Private museums are all the rage. A month ago, Glenstone opened in Maryland. There’s the Broad and so many others worldwide.
But Magazzino Italian Art Museum seems an outlier. It took me a year to finally have a Sunday to get up to Cold Spring. I had hoped for a better show of leaves along the Hudson River train route, but like everywhere else, global warming has pushed back on nature. For at least the second year in a row, there were only muddy browns and golds with the occasional red pop to remind us of what we were missing.
Derived from the collection of Nancy Olnick and Giorgio Spanu, the largely Arte Povera works at Magazzino were lovingly collected with intense focus and scholarship. Arte Povera really becomes understandable at this museum, its motives less murky. Having been lured by post war Torino and north Italy and then tumbling headlong into Sicily and Puglia these last years, the art had special resonance for me.
Margherita Stein was Arte Povera’s champion in Italy and she has passed the torch to the Olnick/Spanus with white heat. Architect Miguel Quismondo has designed a home for them in nearby Garrison and they asked him to carry on with the museum. Having only seen exterior shots of Glenstone’s gray pavilions and coming upon the (smaller) Magazzino gray pavilions, I was slightly put off by the austerity. Once inside however, there is a warmth and logical spaciousness that felt in keeping with the art.

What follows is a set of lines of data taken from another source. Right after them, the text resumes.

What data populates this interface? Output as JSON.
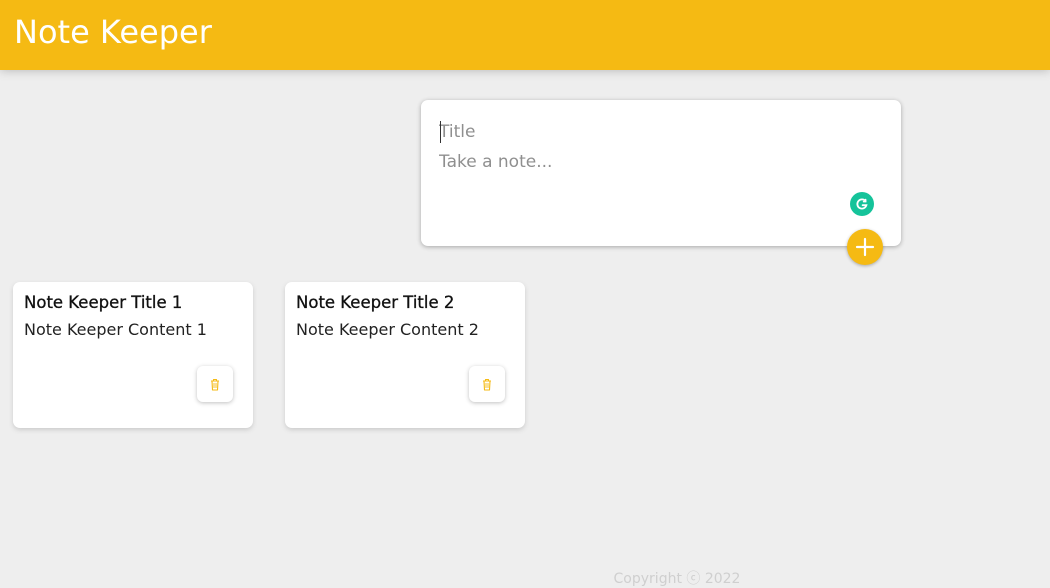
{
  "app": {
    "title": "Note Keeper"
  },
  "create_note": {
    "title_placeholder": "Title",
    "content_placeholder": "Take a note...",
    "add_icon": "plus-icon",
    "assistant_icon": "grammarly-icon"
  },
  "notes": [
    {
      "title": "Note Keeper Title 1",
      "content": "Note Keeper Content 1",
      "delete_icon": "trash-icon"
    },
    {
      "title": "Note Keeper Title 2",
      "content": "Note Keeper Content 2",
      "delete_icon": "trash-icon"
    }
  ],
  "footer": {
    "text": "Copyright ⓒ 2022"
  },
  "colors": {
    "accent": "#f5ba13",
    "background": "#eeeeee",
    "card": "#ffffff",
    "grammarly": "#15c39a"
  }
}
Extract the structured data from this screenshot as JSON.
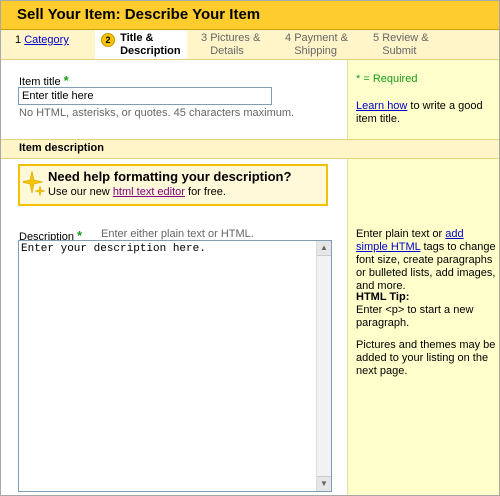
{
  "header": {
    "title": "Sell Your Item: Describe Your Item"
  },
  "steps": [
    {
      "num": "1",
      "label": "Category"
    },
    {
      "num": "2",
      "label_line1": "Title &",
      "label_line2": "Description"
    },
    {
      "num": "3",
      "label_line1": "Pictures &",
      "label_line2": "Details"
    },
    {
      "num": "4",
      "label_line1": "Payment &",
      "label_line2": "Shipping"
    },
    {
      "num": "5",
      "label_line1": "Review &",
      "label_line2": "Submit"
    }
  ],
  "item_title": {
    "label": "Item title",
    "required_star": "*",
    "value": "Enter title here",
    "hint": "No HTML, asterisks, or quotes. 45 characters maximum."
  },
  "sidebar": {
    "required_note": "* = Required",
    "learn_link": "Learn how",
    "learn_rest": " to write a good item title.",
    "desc_prefix": "Enter plain text or ",
    "desc_link": "add simple HTML",
    "desc_rest": " tags to change font size, create paragraphs or bulleted lists, add images, and more.",
    "tip_title": "HTML Tip:",
    "tip_body": "Enter <p> to start a new paragraph.",
    "pictures_note": "Pictures and themes may be added to your listing on the next page."
  },
  "item_description": {
    "section_title": "Item description",
    "help_title": "Need help formatting your description?",
    "help_prefix": "Use our new ",
    "help_link": "html text editor",
    "help_suffix": " for free.",
    "label": "Description",
    "required_star": "*",
    "hint": "Enter either plain text or HTML.",
    "value": "Enter your description here."
  },
  "colors": {
    "header_bg": "#ffcc2e",
    "band_bg": "#fff5c8",
    "sidebar_bg": "#ffffcc",
    "required_green": "#1a9b1a",
    "link_blue": "#0000cc"
  }
}
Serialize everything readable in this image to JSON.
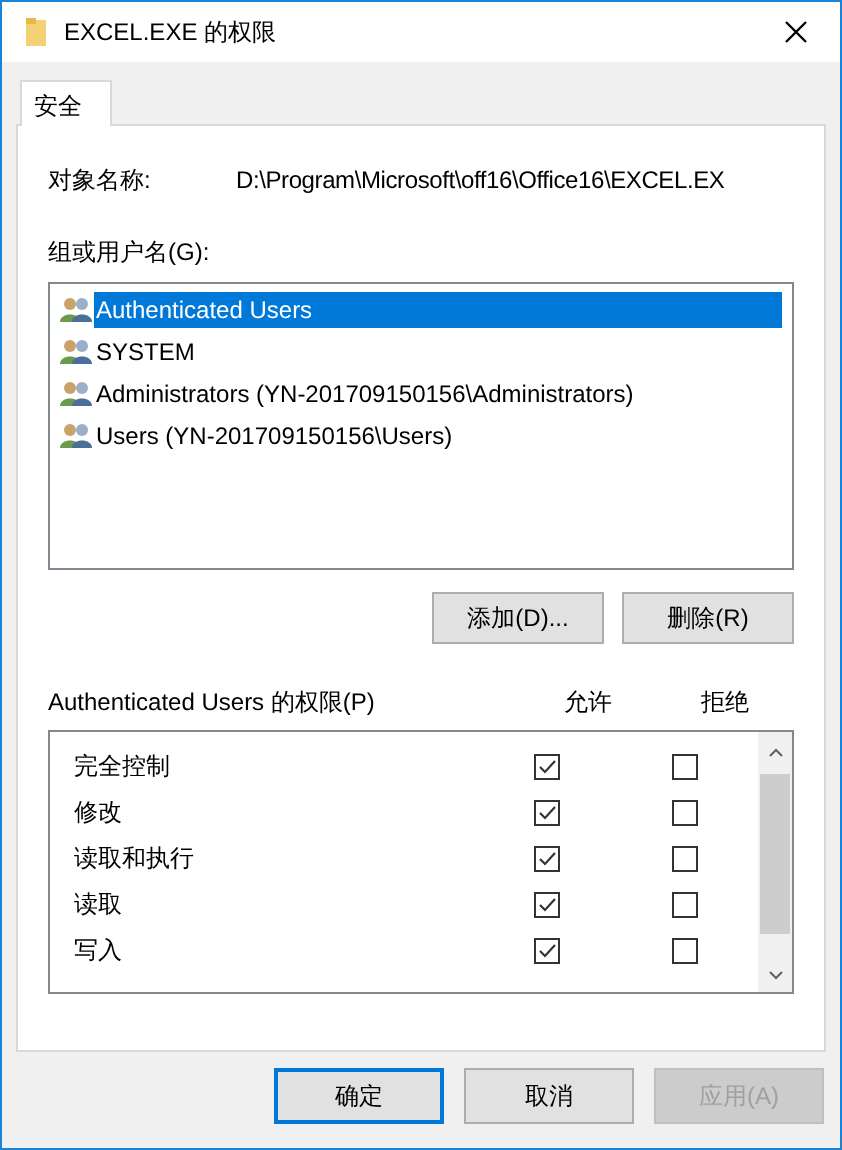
{
  "window": {
    "title": "EXCEL.EXE 的权限"
  },
  "tabs": [
    {
      "label": "安全",
      "selected": true
    }
  ],
  "object_name": {
    "label": "对象名称:",
    "value": "D:\\Program\\Microsoft\\off16\\Office16\\EXCEL.EX"
  },
  "groups": {
    "label": "组或用户名(G):",
    "items": [
      {
        "name": "Authenticated Users",
        "selected": true
      },
      {
        "name": "SYSTEM",
        "selected": false
      },
      {
        "name": "Administrators (YN-201709150156\\Administrators)",
        "selected": false
      },
      {
        "name": "Users (YN-201709150156\\Users)",
        "selected": false
      }
    ],
    "buttons": [
      {
        "label": "添加(D)..."
      },
      {
        "label": "删除(R)"
      }
    ]
  },
  "permissions": {
    "label": "Authenticated Users 的权限(P)",
    "allow_header": "允许",
    "deny_header": "拒绝",
    "rows": [
      {
        "name": "完全控制",
        "allow": true,
        "deny": false
      },
      {
        "name": "修改",
        "allow": true,
        "deny": false
      },
      {
        "name": "读取和执行",
        "allow": true,
        "deny": false
      },
      {
        "name": "读取",
        "allow": true,
        "deny": false
      },
      {
        "name": "写入",
        "allow": true,
        "deny": false
      }
    ]
  },
  "footer_buttons": [
    {
      "label": "确定",
      "default": true,
      "disabled": false
    },
    {
      "label": "取消",
      "default": false,
      "disabled": false
    },
    {
      "label": "应用(A)",
      "default": false,
      "disabled": true
    }
  ]
}
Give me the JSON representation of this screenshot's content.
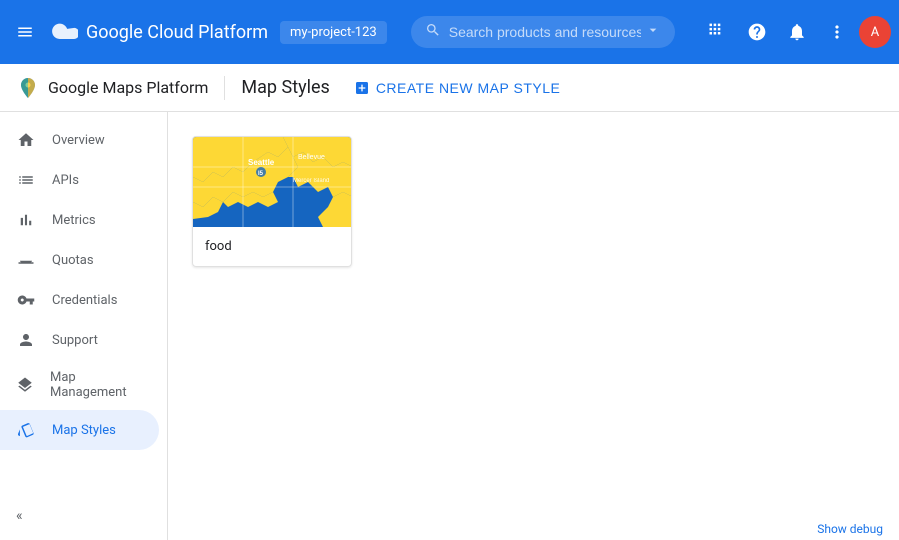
{
  "topBar": {
    "menuIcon": "☰",
    "appName": "Google Cloud Platform",
    "accountLabel": "my-project-123",
    "searchPlaceholder": "Search products and resources",
    "icons": {
      "apps": "⊞",
      "help": "?",
      "bell": "🔔",
      "more": "⋮"
    },
    "avatarInitial": "A"
  },
  "secondaryNav": {
    "brandName": "Google Maps Platform",
    "pageTitle": "Map Styles",
    "createBtn": {
      "label": "CREATE NEW MAP STYLE",
      "icon": "+"
    }
  },
  "sidebar": {
    "items": [
      {
        "id": "overview",
        "label": "Overview",
        "icon": "home"
      },
      {
        "id": "apis",
        "label": "APIs",
        "icon": "list"
      },
      {
        "id": "metrics",
        "label": "Metrics",
        "icon": "bar_chart"
      },
      {
        "id": "quotas",
        "label": "Quotas",
        "icon": "monitor"
      },
      {
        "id": "credentials",
        "label": "Credentials",
        "icon": "key"
      },
      {
        "id": "support",
        "label": "Support",
        "icon": "person"
      },
      {
        "id": "map-management",
        "label": "Map Management",
        "icon": "layers"
      },
      {
        "id": "map-styles",
        "label": "Map Styles",
        "icon": "style",
        "active": true
      }
    ],
    "collapseIcon": "«"
  },
  "content": {
    "mapStyles": [
      {
        "name": "food",
        "thumbnail": "seattle-food-map"
      }
    ]
  },
  "bottomBar": {
    "label": "Show debug"
  }
}
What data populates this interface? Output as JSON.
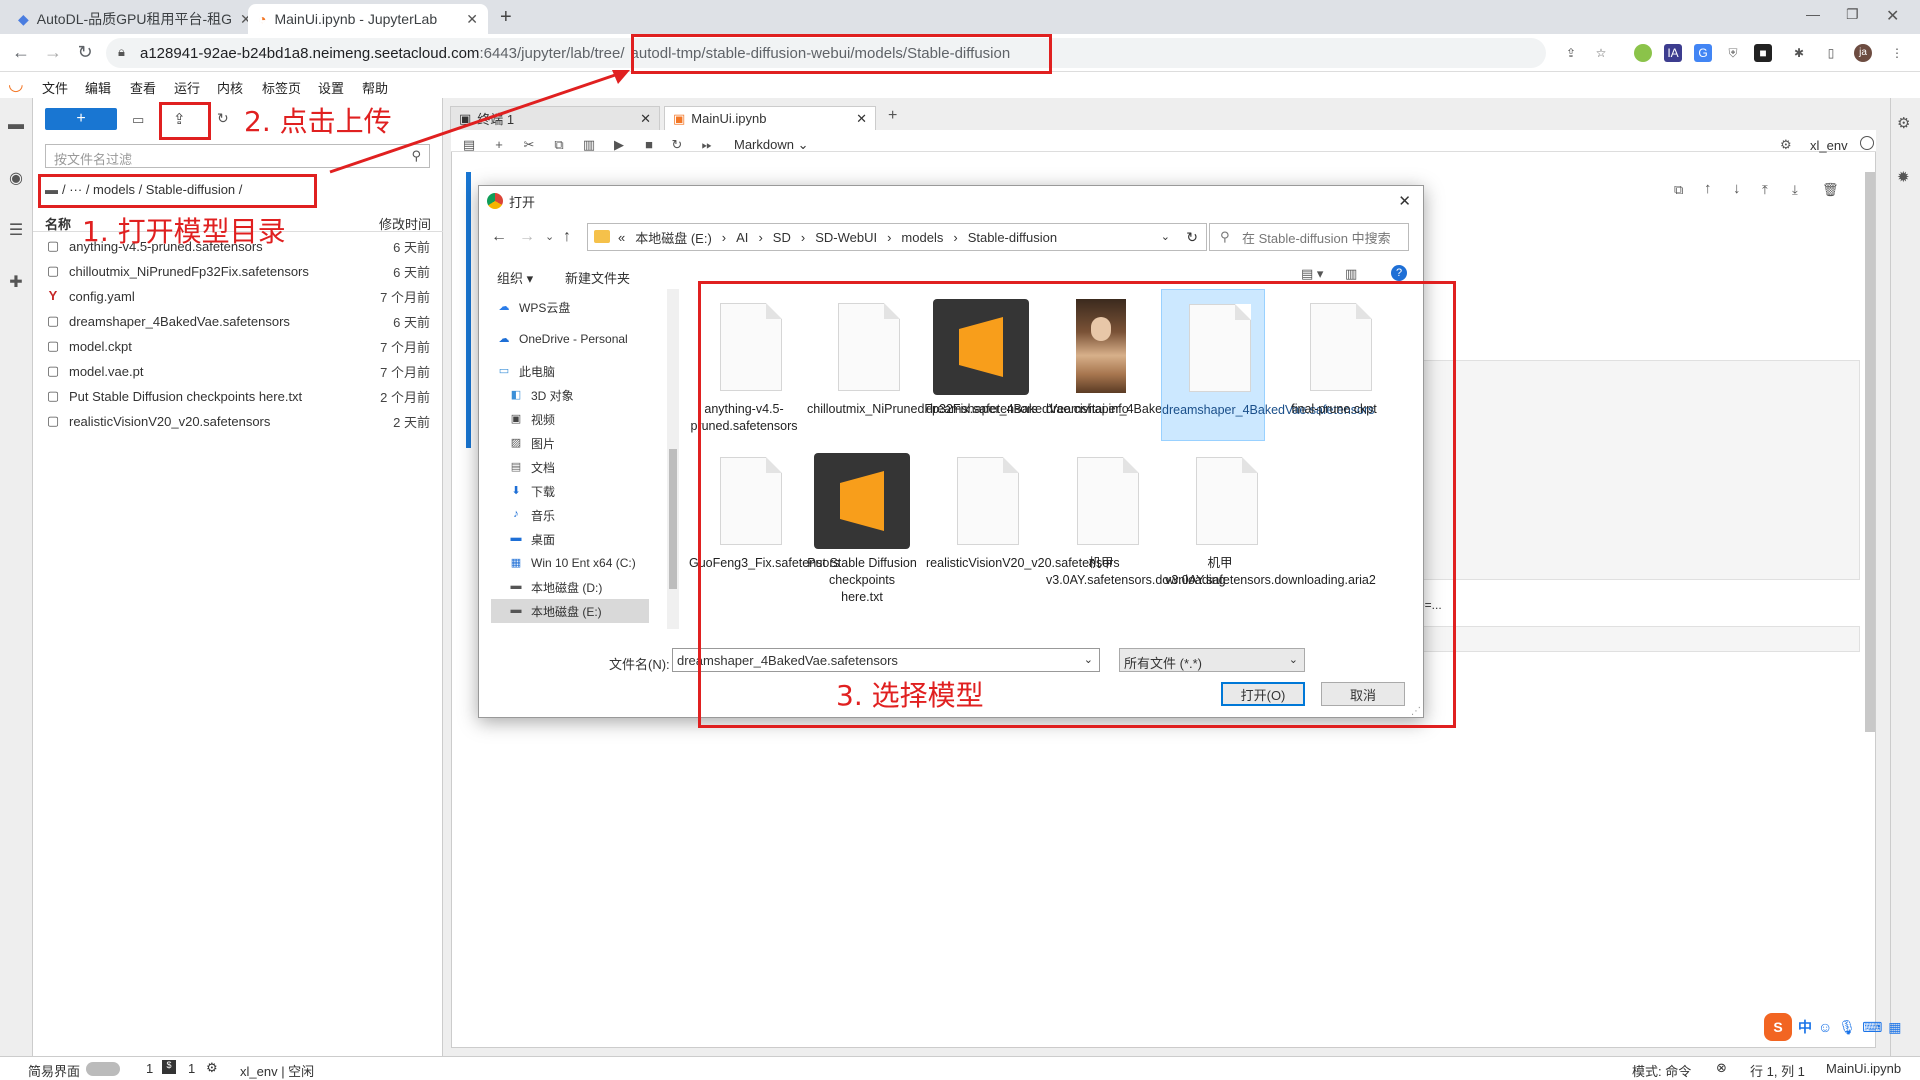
{
  "browser": {
    "tabs": [
      {
        "title": "AutoDL-品质GPU租用平台-租G",
        "close": "✕"
      },
      {
        "title": "MainUi.ipynb - JupyterLab",
        "close": "✕"
      }
    ],
    "new_tab": "+",
    "url_host": "a128941-92ae-b24bd1a8.neimeng.seetacloud.com",
    "url_path": ":6443/jupyter/lab/tree/",
    "url_highlight": "autodl-tmp/stable-diffusion-webui/models/Stable-diffusion",
    "avatar": "ja"
  },
  "jupyter": {
    "menu": [
      "文件",
      "编辑",
      "查看",
      "运行",
      "内核",
      "标签页",
      "设置",
      "帮助"
    ],
    "new_button": "+",
    "filter_placeholder": "按文件名过滤",
    "breadcrumb": "/ ··· / models / Stable-diffusion /",
    "col_name": "名称",
    "col_modified": "修改时间",
    "files": [
      {
        "name": "anything-v4.5-pruned.safetensors",
        "time": "6 天前",
        "icon": "file-icon"
      },
      {
        "name": "chilloutmix_NiPrunedFp32Fix.safetensors",
        "time": "6 天前",
        "icon": "file-icon"
      },
      {
        "name": "config.yaml",
        "time": "7 个月前",
        "icon": "yaml-icon"
      },
      {
        "name": "dreamshaper_4BakedVae.safetensors",
        "time": "6 天前",
        "icon": "file-icon"
      },
      {
        "name": "model.ckpt",
        "time": "7 个月前",
        "icon": "file-icon"
      },
      {
        "name": "model.vae.pt",
        "time": "7 个月前",
        "icon": "file-icon"
      },
      {
        "name": "Put Stable Diffusion checkpoints here.txt",
        "time": "2 个月前",
        "icon": "file-icon"
      },
      {
        "name": "realisticVisionV20_v20.safetensors",
        "time": "2 天前",
        "icon": "file-icon"
      }
    ],
    "doc_tabs": [
      {
        "title": "终端 1",
        "close": "✕"
      },
      {
        "title": "MainUi.ipynb",
        "close": "✕"
      }
    ],
    "cell_type": "Markdown",
    "kernel": "xl_env",
    "status_left": "简易界面",
    "status_count1": "1",
    "status_count2": "1",
    "status_kernel": "xl_env | 空闲",
    "status_mode": "模式: 命令",
    "status_pos": "行 1, 列 1",
    "status_file": "MainUi.ipynb",
    "truncated_text": "e=..."
  },
  "dialog": {
    "title": "打开",
    "close": "✕",
    "address_segments": [
      "«",
      "本地磁盘 (E:)",
      "›",
      "AI",
      "›",
      "SD",
      "›",
      "SD-WebUI",
      "›",
      "models",
      "›",
      "Stable-diffusion"
    ],
    "search_placeholder": "在 Stable-diffusion 中搜索",
    "organize": "组织 ▾",
    "new_folder": "新建文件夹",
    "nav": [
      "WPS云盘",
      "OneDrive - Personal",
      "此电脑",
      "3D 对象",
      "视频",
      "图片",
      "文档",
      "下载",
      "音乐",
      "桌面",
      "Win 10 Ent x64 (C:)",
      "本地磁盘 (D:)",
      "本地磁盘 (E:)"
    ],
    "files": [
      {
        "name": "anything-v4.5-pruned.safetensors",
        "kind": "doc"
      },
      {
        "name": "chilloutmix_NiPrunedFp32Fix.safetensors",
        "kind": "doc"
      },
      {
        "name": "dreamshaper_4BakedVae.civitai.info",
        "kind": "sublime"
      },
      {
        "name": "dreamshaper_4BakedVae.preview.png",
        "kind": "photo"
      },
      {
        "name": "dreamshaper_4BakedVae.safetensors",
        "kind": "doc",
        "selected": true
      },
      {
        "name": "final-prune.ckpt",
        "kind": "doc"
      },
      {
        "name": "GuoFeng3_Fix.safetensors",
        "kind": "doc"
      },
      {
        "name": "Put Stable Diffusion checkpoints here.txt",
        "kind": "sublime"
      },
      {
        "name": "realisticVisionV20_v20.safetensors",
        "kind": "doc"
      },
      {
        "name": "机甲v3.0AY.safetensors.downloading",
        "kind": "doc"
      },
      {
        "name": "机甲v3.0AY.safetensors.downloading.aria2",
        "kind": "doc"
      }
    ],
    "filename_label": "文件名(N):",
    "filename_value": "dreamshaper_4BakedVae.safetensors",
    "filetype": "所有文件 (*.*)",
    "open_button": "打开(O)",
    "cancel_button": "取消"
  },
  "annotations": {
    "step1": "1. 打开模型目录",
    "step2": "2. 点击上传",
    "step3": "3. 选择模型"
  },
  "ime": {
    "label": "中"
  }
}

An hour and a half long series of short films hosted by Germano Celant who coined the term Arte Povera at the entry is too long for one go, but 15 minutes will give you the necessary tools to approach the art. No wall labels of course (my pet peeve) but the small booklet you are given at the entrance is a pithy port to the artists and their works.
Celant explains the crucial animating theory of this group, largely a sixties reaction to industrialization and the loss of nature and natural elements. Taking their cues from water, air, land and fire, the primitive elements revered by the Greeks, as well as the animal kingdom, this self-organized Italian group juxtaposed the work of man and the work of nature in novel ways. The point, a very contemporary one, is that we are losing our way.
Alas, until Marisa Merz’s work was ‘exhumed’ a few years ago at the Whitney there was little attention paid to the concurrent work of women. Merz--husband Mario was more closely associated with the group—is here represented by works that captivate for their “warmer” delivery system.
Workers and students were unusually aligned, especially in Europe during the late sixties and the art reflects a rejection of the status quo, then more oriented towards Pop and Minimalism. Other groups of Italian artists were seeking a different way out of the postwar but the Poveristos (my coinage) including Michelangelo Pistoletto, Marco Anelli, Alighiero Boetti, Luciano Fabro, Pino Pascali, Jannis Kounellis, Giuseppe Penone, Giulio Paolini marched to their own drum.
The Olnick Spanus also support contemporary Italian art, some currently on view at the Italian Culture Institute and the exhibition, which closes this week, makes a good pairing with the works at the museum.